The alcoholic beverages distributor SPI Distribution (Latvia) has become the official distributor and partner in Latvia for the largest winemaker in South Africa – KWV.
The company will represent six KWV wine categories on the local market – the so-called everyday wines (Pearly Bay) and classics (KWV Classic) as well as select collections (KWV Cathedral Cellar, Roodeberg, Laborie) for the restaurant, bar and specialized wine store segment.
With this partnership, the wines from the South African winemaker KWV will be represented in the Baltic countries by all the alcoholic beverage distributors of the Amber Beverage Group – SPI Distribution (Latvia), SPI Distribution (Estonia) and Bennet Distributors (Lithuania).
“Our task in becoming ambassadors and partners for the leading South African wine brand KWV is to continue to expand the assortment of this tradition rich winery in Latvia, revealing the quality and diversity of the beverage to customers,”
says Valts Ermansons, Managing director at SPI Distribution (Latvia).
The company executive stresses that the wine market in Latvia has stabilized and one can speak of the formation of a loyal wine customer group. “Regardless of high competition and broad offerings on the local market, South African wines are one of the fastest growing wine categories because Latvian consumes appreciate the taste of these wines and the relationship of price and quality,” says V. Ermansons.

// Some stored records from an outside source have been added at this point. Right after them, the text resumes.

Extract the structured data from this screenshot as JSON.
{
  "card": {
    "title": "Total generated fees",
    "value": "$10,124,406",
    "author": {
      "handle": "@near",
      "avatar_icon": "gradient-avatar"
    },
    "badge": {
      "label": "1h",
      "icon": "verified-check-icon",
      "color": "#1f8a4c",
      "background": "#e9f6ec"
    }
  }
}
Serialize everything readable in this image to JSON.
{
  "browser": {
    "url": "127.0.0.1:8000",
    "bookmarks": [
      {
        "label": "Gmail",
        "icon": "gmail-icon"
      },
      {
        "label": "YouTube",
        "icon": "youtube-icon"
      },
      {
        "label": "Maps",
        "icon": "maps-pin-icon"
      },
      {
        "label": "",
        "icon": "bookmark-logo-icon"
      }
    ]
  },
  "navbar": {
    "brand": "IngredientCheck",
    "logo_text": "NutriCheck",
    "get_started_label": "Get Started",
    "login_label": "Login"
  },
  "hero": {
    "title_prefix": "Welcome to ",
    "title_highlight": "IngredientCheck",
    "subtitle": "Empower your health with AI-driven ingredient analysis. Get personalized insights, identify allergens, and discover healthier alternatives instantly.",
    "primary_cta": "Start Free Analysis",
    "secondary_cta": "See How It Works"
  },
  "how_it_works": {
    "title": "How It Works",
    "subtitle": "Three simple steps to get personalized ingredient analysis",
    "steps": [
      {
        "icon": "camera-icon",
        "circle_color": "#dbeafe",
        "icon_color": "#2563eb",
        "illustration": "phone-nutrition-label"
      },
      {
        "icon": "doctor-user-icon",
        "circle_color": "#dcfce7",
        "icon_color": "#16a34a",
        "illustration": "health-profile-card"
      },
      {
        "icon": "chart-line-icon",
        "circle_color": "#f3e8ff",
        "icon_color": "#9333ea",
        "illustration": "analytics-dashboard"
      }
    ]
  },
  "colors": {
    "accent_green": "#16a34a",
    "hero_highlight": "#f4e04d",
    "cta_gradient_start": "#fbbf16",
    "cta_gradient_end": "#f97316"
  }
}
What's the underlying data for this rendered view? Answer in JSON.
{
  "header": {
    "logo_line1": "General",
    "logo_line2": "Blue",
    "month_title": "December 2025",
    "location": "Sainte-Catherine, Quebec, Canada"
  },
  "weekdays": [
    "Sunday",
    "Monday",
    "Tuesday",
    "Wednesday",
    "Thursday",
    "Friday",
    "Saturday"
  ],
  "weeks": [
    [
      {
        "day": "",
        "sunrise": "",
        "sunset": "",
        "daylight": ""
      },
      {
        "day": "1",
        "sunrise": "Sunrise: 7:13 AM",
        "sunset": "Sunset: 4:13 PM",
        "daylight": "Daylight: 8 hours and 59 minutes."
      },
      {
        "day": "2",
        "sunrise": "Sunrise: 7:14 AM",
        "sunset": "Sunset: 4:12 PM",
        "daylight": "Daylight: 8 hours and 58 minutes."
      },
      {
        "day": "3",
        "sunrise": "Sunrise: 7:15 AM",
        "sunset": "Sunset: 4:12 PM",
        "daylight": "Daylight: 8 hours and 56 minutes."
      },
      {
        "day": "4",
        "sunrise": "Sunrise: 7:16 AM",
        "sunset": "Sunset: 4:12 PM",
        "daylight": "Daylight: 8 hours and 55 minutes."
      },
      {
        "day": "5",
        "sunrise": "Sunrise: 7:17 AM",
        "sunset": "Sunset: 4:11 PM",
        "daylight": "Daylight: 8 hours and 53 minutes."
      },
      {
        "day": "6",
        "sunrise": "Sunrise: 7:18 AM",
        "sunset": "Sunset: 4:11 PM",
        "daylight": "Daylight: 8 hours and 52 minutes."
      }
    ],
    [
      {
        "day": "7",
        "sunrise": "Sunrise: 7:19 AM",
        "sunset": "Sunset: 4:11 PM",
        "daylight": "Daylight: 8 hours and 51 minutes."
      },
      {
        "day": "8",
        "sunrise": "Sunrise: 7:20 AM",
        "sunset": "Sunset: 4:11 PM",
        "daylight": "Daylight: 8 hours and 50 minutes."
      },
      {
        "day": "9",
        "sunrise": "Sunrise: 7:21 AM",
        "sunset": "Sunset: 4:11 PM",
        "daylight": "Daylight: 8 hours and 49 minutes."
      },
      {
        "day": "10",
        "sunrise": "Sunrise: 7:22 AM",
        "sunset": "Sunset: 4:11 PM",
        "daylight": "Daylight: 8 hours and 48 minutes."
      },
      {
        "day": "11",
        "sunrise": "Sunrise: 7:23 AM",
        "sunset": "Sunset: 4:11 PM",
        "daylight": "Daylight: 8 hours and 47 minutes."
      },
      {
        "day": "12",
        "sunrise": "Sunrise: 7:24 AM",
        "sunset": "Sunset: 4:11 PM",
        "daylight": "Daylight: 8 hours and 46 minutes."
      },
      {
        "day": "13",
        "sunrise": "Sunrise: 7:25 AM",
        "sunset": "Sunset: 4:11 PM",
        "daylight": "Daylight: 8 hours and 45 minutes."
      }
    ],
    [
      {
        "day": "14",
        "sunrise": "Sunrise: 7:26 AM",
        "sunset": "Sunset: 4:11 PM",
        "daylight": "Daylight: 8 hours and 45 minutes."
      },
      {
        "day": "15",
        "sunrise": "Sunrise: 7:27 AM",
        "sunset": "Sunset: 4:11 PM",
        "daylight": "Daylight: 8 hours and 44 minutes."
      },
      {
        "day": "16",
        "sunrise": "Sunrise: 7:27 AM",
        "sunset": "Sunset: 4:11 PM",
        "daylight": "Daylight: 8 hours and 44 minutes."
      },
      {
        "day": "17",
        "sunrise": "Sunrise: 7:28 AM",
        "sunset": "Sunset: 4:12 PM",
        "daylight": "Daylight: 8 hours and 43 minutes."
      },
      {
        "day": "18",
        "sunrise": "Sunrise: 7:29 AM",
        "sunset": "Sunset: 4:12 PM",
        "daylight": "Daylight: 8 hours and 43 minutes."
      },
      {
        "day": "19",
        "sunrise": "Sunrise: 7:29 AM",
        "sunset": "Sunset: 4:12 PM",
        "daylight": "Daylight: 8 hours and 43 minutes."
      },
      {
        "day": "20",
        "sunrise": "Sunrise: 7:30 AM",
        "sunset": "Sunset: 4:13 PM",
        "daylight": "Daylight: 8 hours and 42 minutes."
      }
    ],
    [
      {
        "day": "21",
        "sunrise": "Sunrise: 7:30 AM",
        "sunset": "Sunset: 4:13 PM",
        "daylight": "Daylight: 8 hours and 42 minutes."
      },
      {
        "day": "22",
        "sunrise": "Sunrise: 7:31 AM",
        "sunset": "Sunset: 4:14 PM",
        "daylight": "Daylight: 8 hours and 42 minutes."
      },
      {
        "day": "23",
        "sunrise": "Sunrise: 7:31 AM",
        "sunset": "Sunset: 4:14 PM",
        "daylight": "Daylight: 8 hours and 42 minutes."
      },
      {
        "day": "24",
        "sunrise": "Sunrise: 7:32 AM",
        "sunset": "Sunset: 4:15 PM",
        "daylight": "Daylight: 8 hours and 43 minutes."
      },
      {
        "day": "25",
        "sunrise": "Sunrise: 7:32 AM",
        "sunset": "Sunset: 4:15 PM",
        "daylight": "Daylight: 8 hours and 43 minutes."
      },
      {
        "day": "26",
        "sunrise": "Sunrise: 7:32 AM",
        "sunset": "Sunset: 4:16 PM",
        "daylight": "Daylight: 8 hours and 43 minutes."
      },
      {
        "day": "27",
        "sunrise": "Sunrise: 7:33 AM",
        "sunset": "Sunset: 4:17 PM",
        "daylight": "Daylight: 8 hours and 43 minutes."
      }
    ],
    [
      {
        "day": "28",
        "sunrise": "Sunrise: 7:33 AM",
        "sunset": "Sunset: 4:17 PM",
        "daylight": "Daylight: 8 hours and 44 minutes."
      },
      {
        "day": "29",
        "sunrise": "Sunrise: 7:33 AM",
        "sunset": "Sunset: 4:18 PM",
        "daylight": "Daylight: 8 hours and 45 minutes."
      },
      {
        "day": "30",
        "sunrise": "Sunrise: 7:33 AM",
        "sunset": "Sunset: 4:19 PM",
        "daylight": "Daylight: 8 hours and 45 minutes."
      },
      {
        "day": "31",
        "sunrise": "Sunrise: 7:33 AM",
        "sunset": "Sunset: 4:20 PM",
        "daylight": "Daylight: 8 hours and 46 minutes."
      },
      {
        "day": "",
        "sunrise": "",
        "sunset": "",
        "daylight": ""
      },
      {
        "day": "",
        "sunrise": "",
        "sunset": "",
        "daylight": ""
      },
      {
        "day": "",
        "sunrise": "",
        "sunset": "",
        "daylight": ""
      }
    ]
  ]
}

KWV wines are one of the fastest growing imported wine categories in Latvia, according to data from IWSR (International Wines and Spirits Research). The KWV winery has its roots in 1918. Today it is a world-renowned winemaker and exporter, and the leading South African winery with more than 100 different wines in its portfolio that are distributed in more than 100 markets around the world.
The KWV winery unites 69 wine growers from 13 regions in South Africa and 420 vineyards. The KWV winery produces 12 000 tons of wines annually and its proud of its tradition-rich history and environmentally-friendly production practices.